The Republican candidate has been dogged by controversy since first throwing his hat into the ring for president. He has called for a ban on Muslims entering the US, promised to 'build a great wall' to keep out Mexico's 'bad hombres' on their side of the border, claimed a judge with Mexican heritage was biased against him, and threatened to put his opponent, Hillary Clinton, 'in jail'.
But these campaign trail stumbles are nothing compared to the iceberg that has felled Trump's titanic plans for world domination. Following the emergence of recorded 'locker-room talk', in which the billionaire businessman bragged about being able to do whatever you want 'when you're a star', 12 women have now alleged sexual assault by the presidential hopeful.

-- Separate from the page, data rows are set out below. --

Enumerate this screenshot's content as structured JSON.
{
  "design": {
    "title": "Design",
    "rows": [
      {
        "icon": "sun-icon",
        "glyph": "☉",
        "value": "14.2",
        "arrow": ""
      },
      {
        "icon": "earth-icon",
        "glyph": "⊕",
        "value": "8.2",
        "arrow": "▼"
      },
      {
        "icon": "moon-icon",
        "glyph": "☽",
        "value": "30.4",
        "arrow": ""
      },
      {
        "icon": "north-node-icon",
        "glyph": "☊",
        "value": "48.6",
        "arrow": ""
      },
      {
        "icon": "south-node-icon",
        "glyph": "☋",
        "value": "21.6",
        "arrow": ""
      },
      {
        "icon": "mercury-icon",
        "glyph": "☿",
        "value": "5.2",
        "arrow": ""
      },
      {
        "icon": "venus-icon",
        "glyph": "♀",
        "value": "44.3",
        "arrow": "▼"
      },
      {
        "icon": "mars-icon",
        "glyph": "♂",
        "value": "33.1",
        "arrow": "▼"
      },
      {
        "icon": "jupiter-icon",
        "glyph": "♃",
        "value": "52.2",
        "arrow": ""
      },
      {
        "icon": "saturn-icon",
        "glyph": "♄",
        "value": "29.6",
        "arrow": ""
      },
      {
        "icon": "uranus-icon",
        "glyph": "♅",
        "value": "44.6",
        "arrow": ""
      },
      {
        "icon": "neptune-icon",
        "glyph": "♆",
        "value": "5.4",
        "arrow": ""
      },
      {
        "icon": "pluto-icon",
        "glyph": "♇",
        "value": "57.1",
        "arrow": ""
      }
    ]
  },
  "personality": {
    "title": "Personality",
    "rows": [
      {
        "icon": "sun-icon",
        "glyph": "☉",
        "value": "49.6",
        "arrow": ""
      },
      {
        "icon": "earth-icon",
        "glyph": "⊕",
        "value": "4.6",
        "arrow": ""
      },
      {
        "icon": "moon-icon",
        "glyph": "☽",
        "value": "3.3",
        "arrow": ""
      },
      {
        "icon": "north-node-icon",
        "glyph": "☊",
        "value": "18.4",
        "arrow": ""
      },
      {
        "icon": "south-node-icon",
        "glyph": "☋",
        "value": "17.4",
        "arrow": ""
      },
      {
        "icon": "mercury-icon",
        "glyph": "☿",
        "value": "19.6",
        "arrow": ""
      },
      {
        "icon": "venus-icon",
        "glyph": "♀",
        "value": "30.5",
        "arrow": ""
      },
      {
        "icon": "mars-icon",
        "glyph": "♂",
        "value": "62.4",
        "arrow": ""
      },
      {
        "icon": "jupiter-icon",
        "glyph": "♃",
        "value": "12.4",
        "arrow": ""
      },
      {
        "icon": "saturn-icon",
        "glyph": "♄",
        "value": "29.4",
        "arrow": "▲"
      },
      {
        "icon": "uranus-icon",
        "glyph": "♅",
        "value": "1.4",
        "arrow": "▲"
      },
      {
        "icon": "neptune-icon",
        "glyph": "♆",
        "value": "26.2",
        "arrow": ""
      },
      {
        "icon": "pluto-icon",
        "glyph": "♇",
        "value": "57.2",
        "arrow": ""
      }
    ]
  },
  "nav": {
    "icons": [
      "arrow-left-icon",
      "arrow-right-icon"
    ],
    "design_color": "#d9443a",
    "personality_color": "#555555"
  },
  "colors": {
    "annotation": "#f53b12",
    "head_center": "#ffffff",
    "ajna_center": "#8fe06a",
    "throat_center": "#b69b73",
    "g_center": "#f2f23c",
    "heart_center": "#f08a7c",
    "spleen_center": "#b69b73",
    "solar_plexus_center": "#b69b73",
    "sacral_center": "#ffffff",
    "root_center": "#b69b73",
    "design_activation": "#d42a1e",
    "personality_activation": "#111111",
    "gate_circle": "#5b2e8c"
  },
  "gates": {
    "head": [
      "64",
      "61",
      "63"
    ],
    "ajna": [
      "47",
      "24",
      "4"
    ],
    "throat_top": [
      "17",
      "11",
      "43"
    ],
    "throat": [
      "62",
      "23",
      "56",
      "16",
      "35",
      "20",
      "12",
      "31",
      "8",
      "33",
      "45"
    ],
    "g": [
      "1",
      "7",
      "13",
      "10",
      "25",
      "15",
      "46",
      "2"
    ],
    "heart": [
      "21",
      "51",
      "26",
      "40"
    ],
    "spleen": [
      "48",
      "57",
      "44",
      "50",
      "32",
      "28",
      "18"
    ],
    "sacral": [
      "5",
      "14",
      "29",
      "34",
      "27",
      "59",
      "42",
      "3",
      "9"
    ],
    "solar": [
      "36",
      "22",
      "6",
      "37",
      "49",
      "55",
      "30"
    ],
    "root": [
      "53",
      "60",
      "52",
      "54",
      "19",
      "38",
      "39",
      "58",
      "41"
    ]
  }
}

Trump has been his usual bombastic self, calling his accusers 'liars' and threatening to sue them all once the campaign is over and, he hopes, he is seated in the Oval Office. He has even taken aim at the attorney of three of the women, branding her 'a third rate lawyer'. However, feminist lawyer Gloria Allred fired back at the perma-tanned presidential hopeful, calling him 'a fourth rate politician and a fifth rate human being'.
Meanwhile, Ted Boutrous, the global co-chair of Gibson Dunn's litigation group, has promised to 'represent pro bono anyone Trump sues for exercising their free speech rights' and apparently he is not alone. 'Many other lawyers have offered to join me,' he said on Twitter.
With the UK's national pro bono week coinciding with the November presidential election, lawyers with dual qualification might consider popping over the pond to help Allred and Boutrous. SJ can think of few better ways of hitting your pro bono hours target than taking on 'the Donald'. After all, it's unlikely he'll be elected president anyway, right?